Meningkatnya suhu Bumi
2 derajat celsius berarti mencairnya sejumlah besar es di Kutub, yang dapat
menenggelamkan banyak pulau dan wilayah-wilayah pantai dunia. Hal ini berarti
hilangnya wilayah-wilayah tempat jutaan manusia tinggal, hilangnya keragaman
hayati, dan berbagai bencana lain.
Komitmen Indonesia
Bangsa Indonesia
sangat berkomitmen menghadapi perubahan iklim, termasuk dalam Konvensi
Kerangka Kerja PBB untuk Perubahan Iklim (UNFCCC) Konferensi Para Pihak (COP)
21 yang diselenggarakan di Paris, akhir tahun lalu. Bahkan, sebelum COP 21,
dalam Pertemuan Kepala Negara G20 di Turki, 15 November 2015, Presiden Joko
Widodo menyatakan dan mendorong setiap negara memberikan komitmen agar COP 21
berjalan sukses. Presiden Joko Widodo juga telah meminta negara-negara maju
memberi contoh dan dukungan, termasuk memobilisasi bantuan pendanaan bagi
negara berkembang, yaitu sejumlah 100 miliar dollar AS pada 2020.
Sebelum COP 21,
Indonesia sudah menegaskan komitmen mengurangi emisi gas rumah kaca yang
memicu perubahan iklim dalam dokumen resmi Intended Nationally Determined Contribution (INDC). Dalam dokumen
resmi ini, yang telah diajukan ke UNFCCC COP 21, secara jelas tercantum
pengurangan emisi gas rumah kaca Indonesia dari business as usual sebesar 29
persen pada 2030 atau sebesar 41 persen jika dengan bantuan internasional.
Posisi Indonesia
kembali dikuatkan selama COP 21 berlangsung di Paris. Indonesia memahami
adanya berbagai kelompok negara dan kepentingan di COP 21. Perbedaan-perbedaan
yang wajar ada tersebut, jika tidak disikapi dengan bijak, bisa menjadi
ancaman bagi tercapainya kesepakatan. Itu semua karena Indonesia memosisikan
diri menjembatani perbedaan kelompok-kelompok negara dan kepentingan yang ada
tersebut.
Indonesia menjadi
jembatan perbedaan dan menyerukan kelompok-kelompok yang ada agar
berkontribusi nyata mencegah kenaikan suhu Bumi mencapai 2 derajat celsius.

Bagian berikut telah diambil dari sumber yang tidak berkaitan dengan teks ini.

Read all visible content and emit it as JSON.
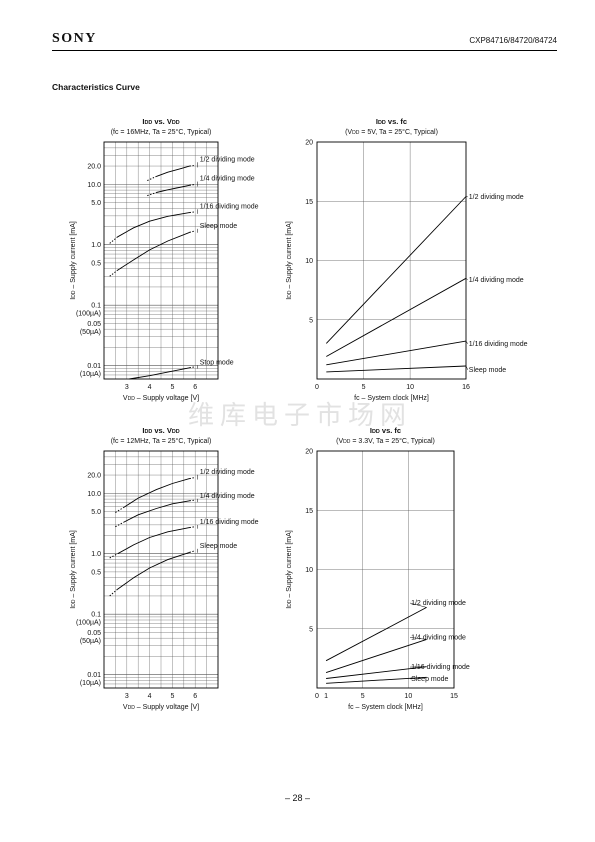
{
  "header": {
    "brand": "SONY",
    "part_number": "CXP84716/84720/84724"
  },
  "section_title": "Characteristics Curve",
  "watermark": "维库电子市场网",
  "page_number": "– 28 –",
  "chart_data": [
    {
      "id": "c1",
      "type": "line",
      "title": "IDD vs. VDD",
      "subtitle": "(fc = 16MHz, Ta = 25°C, Typical)",
      "xlabel": "VDD – Supply voltage [V]",
      "ylabel": "IDD – Supply current [mA]",
      "x_scale": "linear",
      "y_scale": "log",
      "xlim": [
        2.0,
        7.0
      ],
      "ylim": [
        0.006,
        50
      ],
      "x_ticks": [
        3,
        4,
        5,
        6
      ],
      "y_tick_labels": [
        {
          "v": 20,
          "lines": [
            "20.0"
          ]
        },
        {
          "v": 10,
          "lines": [
            "10.0"
          ]
        },
        {
          "v": 5,
          "lines": [
            "5.0"
          ]
        },
        {
          "v": 1,
          "lines": [
            "1.0"
          ]
        },
        {
          "v": 0.5,
          "lines": [
            "0.5"
          ]
        },
        {
          "v": 0.1,
          "lines": [
            "0.1",
            "(100µA)"
          ]
        },
        {
          "v": 0.05,
          "lines": [
            "0.05",
            "(50µA)"
          ]
        },
        {
          "v": 0.01,
          "lines": [
            "0.01",
            "(10µA)"
          ]
        }
      ],
      "grid": true,
      "series": [
        {
          "name": "1/2 dividing mode",
          "dashed": [
            [
              3.9,
              11.5
            ],
            [
              4.3,
              13.5
            ]
          ],
          "solid": [
            [
              4.3,
              13.5
            ],
            [
              4.8,
              15.8
            ],
            [
              5.4,
              18.3
            ],
            [
              5.75,
              20
            ]
          ],
          "dashed_end": [
            [
              5.75,
              20
            ],
            [
              6.0,
              20.5
            ]
          ],
          "label_at": [
            6.2,
            24
          ]
        },
        {
          "name": "1/4 dividing mode",
          "dashed": [
            [
              3.9,
              6.5
            ],
            [
              4.3,
              7.3
            ]
          ],
          "solid": [
            [
              4.3,
              7.3
            ],
            [
              4.8,
              8.1
            ],
            [
              5.4,
              9.0
            ],
            [
              5.75,
              9.6
            ]
          ],
          "dashed_end": [
            [
              5.75,
              9.6
            ],
            [
              6.0,
              9.9
            ]
          ],
          "label_at": [
            6.2,
            11.5
          ]
        },
        {
          "name": "1/16 dividing mode",
          "dashed": [
            [
              2.25,
              1.05
            ],
            [
              2.6,
              1.35
            ]
          ],
          "solid": [
            [
              2.6,
              1.35
            ],
            [
              3.3,
              1.9
            ],
            [
              4.0,
              2.45
            ],
            [
              4.8,
              2.95
            ],
            [
              5.75,
              3.4
            ]
          ],
          "dashed_end": [
            [
              5.75,
              3.4
            ],
            [
              6.0,
              3.5
            ]
          ],
          "label_at": [
            6.2,
            4.0
          ]
        },
        {
          "name": "Sleep mode",
          "dashed": [
            [
              2.25,
              0.3
            ],
            [
              2.6,
              0.38
            ]
          ],
          "solid": [
            [
              2.6,
              0.38
            ],
            [
              3.3,
              0.56
            ],
            [
              4.0,
              0.82
            ],
            [
              4.8,
              1.15
            ],
            [
              5.75,
              1.6
            ]
          ],
          "dashed_end": [
            [
              5.75,
              1.6
            ],
            [
              6.0,
              1.7
            ]
          ],
          "label_at": [
            6.2,
            1.9
          ]
        },
        {
          "name": "Stop mode",
          "solid": [
            [
              3.1,
              0.006
            ],
            [
              4.0,
              0.0068
            ],
            [
              4.8,
              0.0078
            ],
            [
              5.75,
              0.0092
            ]
          ],
          "dashed_end": [
            [
              5.75,
              0.0092
            ],
            [
              6.0,
              0.0096
            ]
          ],
          "label_at": [
            6.2,
            0.0105
          ]
        }
      ]
    },
    {
      "id": "c2",
      "type": "line",
      "title": "IDD vs. fc",
      "subtitle": "(VDD = 5V,  Ta = 25°C, Typical)",
      "xlabel": "fc – System clock [MHz]",
      "ylabel": "IDD – Supply current [mA]",
      "x_scale": "linear",
      "y_scale": "linear",
      "xlim": [
        0,
        16
      ],
      "ylim": [
        0,
        20
      ],
      "x_ticks": [
        0,
        5,
        10,
        16
      ],
      "y_ticks": [
        5,
        10,
        15,
        20
      ],
      "grid": true,
      "series": [
        {
          "name": "1/2 dividing mode",
          "points": [
            [
              1,
              3.0
            ],
            [
              16,
              15.4
            ]
          ],
          "label_at": [
            16.3,
            15.2
          ]
        },
        {
          "name": "1/4 dividing mode",
          "points": [
            [
              1,
              1.9
            ],
            [
              16,
              8.5
            ]
          ],
          "label_at": [
            16.3,
            8.2
          ]
        },
        {
          "name": "1/16 dividing mode",
          "points": [
            [
              1,
              1.2
            ],
            [
              16,
              3.2
            ]
          ],
          "label_at": [
            16.3,
            2.8
          ]
        },
        {
          "name": "Sleep mode",
          "points": [
            [
              1,
              0.6
            ],
            [
              16,
              1.1
            ]
          ],
          "label_at": [
            16.3,
            0.6
          ]
        }
      ]
    },
    {
      "id": "c3",
      "type": "line",
      "title": "IDD vs. VDD",
      "subtitle": "(fc = 12MHz, Ta = 25°C, Typical)",
      "xlabel": "VDD – Supply voltage [V]",
      "ylabel": "IDD – Supply current [mA]",
      "x_scale": "linear",
      "y_scale": "log",
      "xlim": [
        2.0,
        7.0
      ],
      "ylim": [
        0.006,
        50
      ],
      "x_ticks": [
        3,
        4,
        5,
        6
      ],
      "y_tick_labels": [
        {
          "v": 20,
          "lines": [
            "20.0"
          ]
        },
        {
          "v": 10,
          "lines": [
            "10.0"
          ]
        },
        {
          "v": 5,
          "lines": [
            "5.0"
          ]
        },
        {
          "v": 1,
          "lines": [
            "1.0"
          ]
        },
        {
          "v": 0.5,
          "lines": [
            "0.5"
          ]
        },
        {
          "v": 0.1,
          "lines": [
            "0.1",
            "(100µA)"
          ]
        },
        {
          "v": 0.05,
          "lines": [
            "0.05",
            "(50µA)"
          ]
        },
        {
          "v": 0.01,
          "lines": [
            "0.01",
            "(10µA)"
          ]
        }
      ],
      "grid": true,
      "series": [
        {
          "name": "1/2 dividing mode",
          "dashed": [
            [
              2.5,
              4.8
            ],
            [
              2.85,
              5.8
            ]
          ],
          "solid": [
            [
              2.85,
              5.8
            ],
            [
              3.5,
              8.3
            ],
            [
              4.3,
              11.5
            ],
            [
              5.0,
              14.5
            ],
            [
              5.75,
              17.5
            ]
          ],
          "dashed_end": [
            [
              5.75,
              17.5
            ],
            [
              6.0,
              18.2
            ]
          ],
          "label_at": [
            6.2,
            21
          ]
        },
        {
          "name": "1/4 dividing mode",
          "dashed": [
            [
              2.5,
              2.8
            ],
            [
              2.85,
              3.3
            ]
          ],
          "solid": [
            [
              2.85,
              3.3
            ],
            [
              3.5,
              4.4
            ],
            [
              4.3,
              5.6
            ],
            [
              5.0,
              6.7
            ],
            [
              5.75,
              7.5
            ]
          ],
          "dashed_end": [
            [
              5.75,
              7.5
            ],
            [
              6.0,
              7.7
            ]
          ],
          "label_at": [
            6.2,
            8.4
          ]
        },
        {
          "name": "1/16 dividing mode",
          "dashed": [
            [
              2.25,
              0.85
            ],
            [
              2.6,
              1.0
            ]
          ],
          "solid": [
            [
              2.6,
              1.0
            ],
            [
              3.3,
              1.4
            ],
            [
              4.0,
              1.85
            ],
            [
              4.8,
              2.3
            ],
            [
              5.75,
              2.7
            ]
          ],
          "dashed_end": [
            [
              5.75,
              2.7
            ],
            [
              6.0,
              2.8
            ]
          ],
          "label_at": [
            6.2,
            3.1
          ]
        },
        {
          "name": "Sleep mode",
          "dashed": [
            [
              2.25,
              0.2
            ],
            [
              2.6,
              0.26
            ]
          ],
          "solid": [
            [
              2.6,
              0.26
            ],
            [
              3.3,
              0.4
            ],
            [
              4.0,
              0.58
            ],
            [
              4.8,
              0.8
            ],
            [
              5.75,
              1.05
            ]
          ],
          "dashed_end": [
            [
              5.75,
              1.05
            ],
            [
              6.0,
              1.12
            ]
          ],
          "label_at": [
            6.2,
            1.25
          ]
        }
      ]
    },
    {
      "id": "c4",
      "type": "line",
      "title": "IDD vs. fc",
      "subtitle": "(VDD = 3.3V,  Ta = 25°C, Typical)",
      "xlabel": "fc – System clock [MHz]",
      "ylabel": "IDD – Supply current [mA]",
      "x_scale": "linear",
      "y_scale": "linear",
      "xlim": [
        0,
        15
      ],
      "ylim": [
        0,
        20
      ],
      "x_ticks": [
        0,
        1,
        5,
        10,
        15
      ],
      "y_ticks": [
        5,
        10,
        15,
        20
      ],
      "grid": true,
      "series": [
        {
          "name": "1/2 dividing mode",
          "points": [
            [
              1,
              2.3
            ],
            [
              12,
              6.8
            ]
          ],
          "label_at": [
            10.3,
            7.0
          ]
        },
        {
          "name": "1/4 dividing mode",
          "points": [
            [
              1,
              1.3
            ],
            [
              12,
              4.1
            ]
          ],
          "label_at": [
            10.3,
            4.1
          ]
        },
        {
          "name": "1/16 dividing mode",
          "points": [
            [
              1,
              0.8
            ],
            [
              12,
              1.8
            ]
          ],
          "label_at": [
            10.3,
            1.6
          ]
        },
        {
          "name": "Sleep mode",
          "points": [
            [
              1,
              0.4
            ],
            [
              12,
              0.9
            ]
          ],
          "label_at": [
            10.3,
            0.6
          ]
        }
      ]
    }
  ]
}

Indonesia terutama menyeru negara-negara maju dalam aksi menghadapi perubahan
iklim dengan memobilisasi pendanaan dan transfer teknologi ramah lingkungan.
Penyelamatan
lingkungan yang diperjuangkan haruslah dalam kerangka yang tidak menghalangi
ekonomi nasional dan kesejahteraan rakyat. Ini juga prinsip yang ditempuh
Indonesia ketika berada di panggung COP 21. Ini bukan hanya impian belaka,
melainkan memang bisa dilakukan dengan skema-skema ekonomi berkelanjutan.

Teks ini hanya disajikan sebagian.